Stakeholders comprising industry players and scholars, who have conducted different researches on nicotine use, have harped on tobacco harm control using alternative products to reduce the impact of nicotine.
Clearly, when people smoke a cigarette, they inhale nicotine and other chemicals released by combustion. Currently, the world has about 1.1 billion smokers and tobacco is said to be responsible for about 8 million deaths globally, every year.
Nicotine is a naturally produced alkaloid in the nightshade family of plants and is widely used recreationally as a stimulant and anxiolytic. As a pharmaceutical drug, it is used for smoking cessation to relieve withdrawal symptoms.

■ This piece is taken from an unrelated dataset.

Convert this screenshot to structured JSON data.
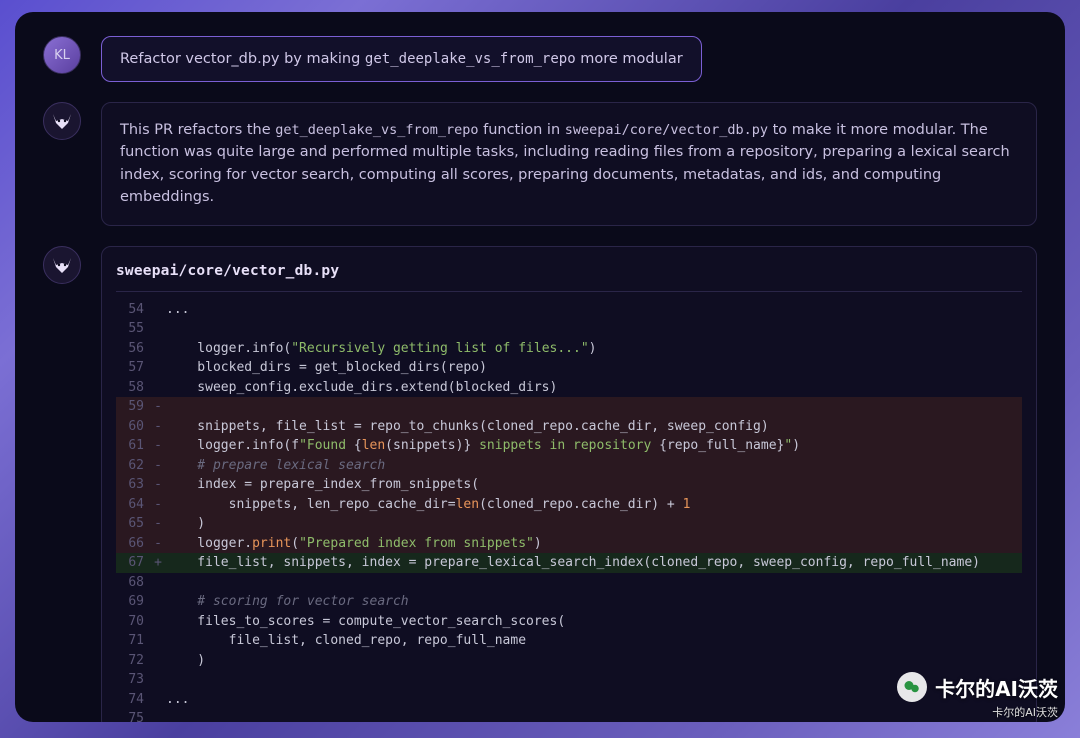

Also a dangerous and highly addictive chemical, nicotine can cause an increase in blood pressure, heart rate, flow of blood to the heart and a narrowing of the arteries (vessels that carry blood).
Nicotine, which of course, is one of the chemicals in tobacco, can also contribute to the hardening of the arterial walls, which in turn, may lead to a heart attack. The need to mitigate the health challenges associated with nicotine use is at the heart to the drive for tobacco harm control.

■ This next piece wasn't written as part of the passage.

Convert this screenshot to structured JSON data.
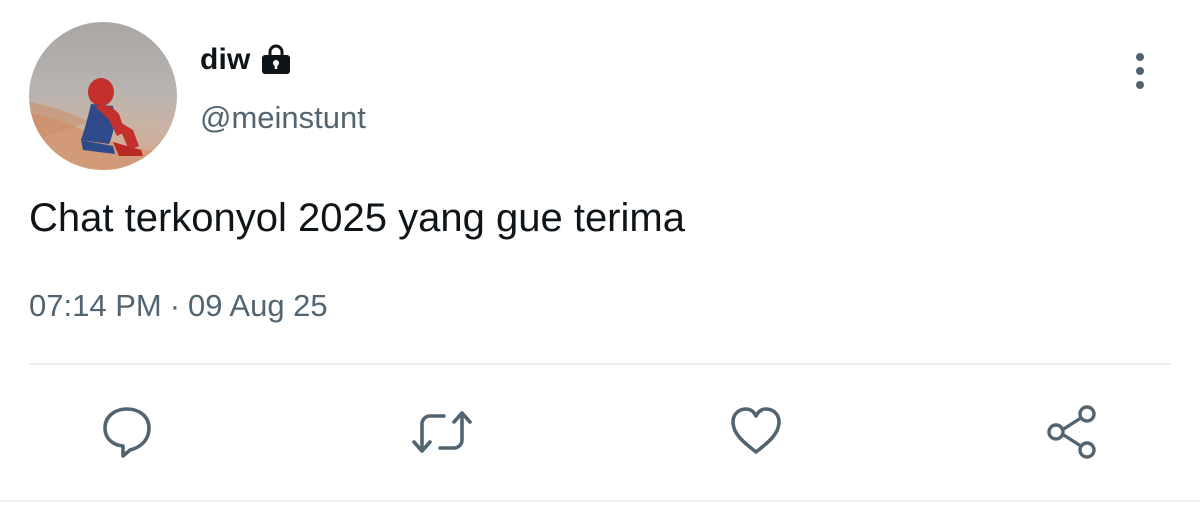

Speaking at separate sessions during the just concluded Global Forum on Nicotine, one of the stakeholders, Ben Kesley of Cambridge Design, said “One of the first steps to adopting ENDS (Electronic nicotine delivery systems), is to get smokers to understand that cigarettes are a risk and they need to move away from tobacco.
At a session on ‘Reducing Harms from tobacco in LMICs – Challenges and Opportunities’, Kesley noted that people understand smoking is harmful, but they don’t think it’s harmful to them because they’ve not been ill. Then, once they do understand risks associated with smoking, they need to realise it is bad for them and want to change their behaviour.
While emphasizing the need for tobacco harm control using alternative products, Kesley harped on the need to get people, especially cigarettes smokers, to “know what safer nicotine products are out there”.
Another scholar, Dr Konstantinos Farsalinos who underscored the need for tobacco harm reduction recalled, “The Framework Convention on Tobacco Control clearly mentions harm reduction but the real application of harm reduction in smoking has been minimal and largely unacceptable by the tobacco control movement, with exceptions of course.”
He described those opposed to harm reduction, especially advocates of tobacco control as ‘becoming an oppressive, intolerant and authoritarian form of political correctness, not only for smokers but also for scientists who have different views than they-tobacco control- have.”
E-cigarette use, commonly called vaping, is fast becoming a popular alternative to cigarette smoking. It works by heating up a mixture of nicotine-containing liquids that can be inhaled.